Device Type: Anesthesiology - Monitoring
FDA Description:
An apnea monitor is a Class II medical device designed to alert users to the cessation of breathing, typically timed from the last detected breath. It may also monitor indirect indicators such as heart rate and other physiological parameters associated with respiration. The FDA product code for an apnea monitor is FLS.
General Description:
An apnea monitor is a medical device designed to detect and alert users to instances of apnea, a temporary cessation of breathing. Commonly used for infants, adults with sleep apnea, or patients in critical care, these monitors play a vital role in early detection and intervention. They continuously track respiratory activity and often measure related physiological parameters, such as heart rate or oxygen saturation, depending on the device type.
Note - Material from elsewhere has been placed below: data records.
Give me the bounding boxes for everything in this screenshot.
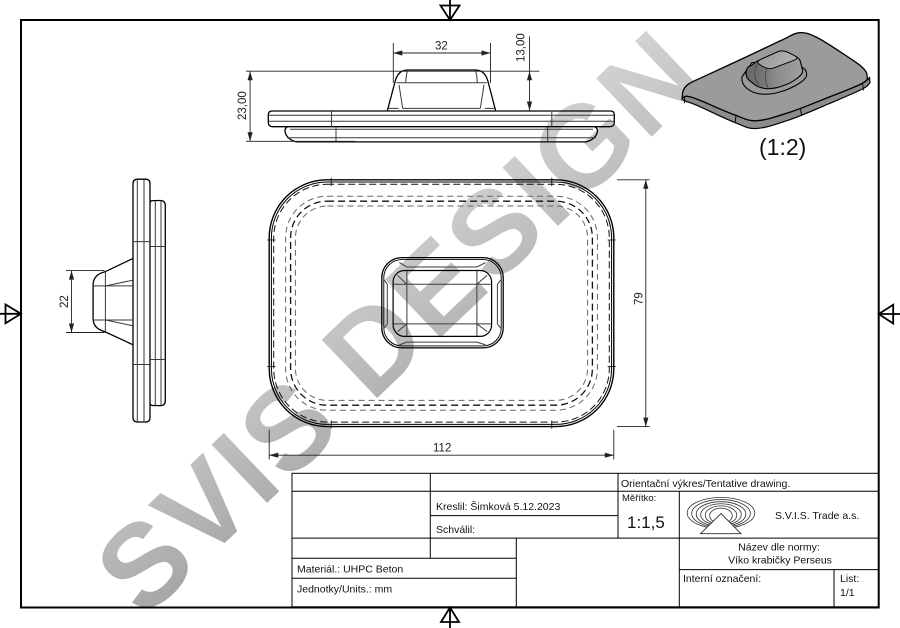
svg-text:1:1,5: 1:1,5: [627, 513, 665, 532]
svg-text:Název dle normy:: Název dle normy:: [738, 542, 820, 554]
svg-text:Měřítko:: Měřítko:: [622, 493, 656, 504]
svg-text:1/1: 1/1: [840, 587, 855, 599]
svg-text:(1:2): (1:2): [759, 134, 806, 160]
svg-text:S.V.I.S. Trade a.s.: S.V.I.S. Trade a.s.: [775, 510, 859, 522]
svg-text:22: 22: [59, 295, 71, 308]
svg-text:Schválil:: Schválil:: [436, 524, 475, 536]
svg-text:Interní označení:: Interní označení:: [683, 573, 761, 585]
svg-text:Jednotky/Units.: mm: Jednotky/Units.: mm: [297, 584, 392, 596]
svg-text:Materiál.: UHPC Beton: Materiál.: UHPC Beton: [297, 564, 403, 576]
svg-text:23,00: 23,00: [237, 91, 249, 120]
svg-text:List:: List:: [840, 573, 859, 585]
svg-text:Kreslil: Šimková 5.12.2023: Kreslil: Šimková 5.12.2023: [436, 500, 560, 513]
svg-text:79: 79: [634, 292, 646, 305]
svg-text:32: 32: [435, 41, 448, 53]
svg-text:112: 112: [433, 443, 451, 455]
svg-text:Víko krabičky Perseus: Víko krabičky Perseus: [728, 555, 832, 567]
svg-text:Orientační výkres/Tentative dr: Orientační výkres/Tentative drawing.: [621, 478, 790, 490]
svg-text:13,00: 13,00: [516, 33, 528, 62]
The device typically consists of sensors placed on the patient’s chest or abdomen to monitor breathing movements or airflow. In the case of neonatal apnea monitors, these are often paired with sensitive electrodes or belts that detect small chest wall movements. If breathing ceases for a predetermined period, the monitor triggers an audible or visual alarm to alert caregivers or medical staff.
Modern apnea monitors often integrate advanced features like wireless connectivity, allowing real-time data tracking through mobile apps or central monitoring systems. This facilitates remote patient monitoring and data analysis for long-term care management.
Engineered for safety and reliability, apnea monitors meet stringent regulatory standards, including FDA requirements, to ensure accurate performance. They are used in home, clinical, and neonatal intensive care settings, providing critical support for patients at risk of respiratory complications.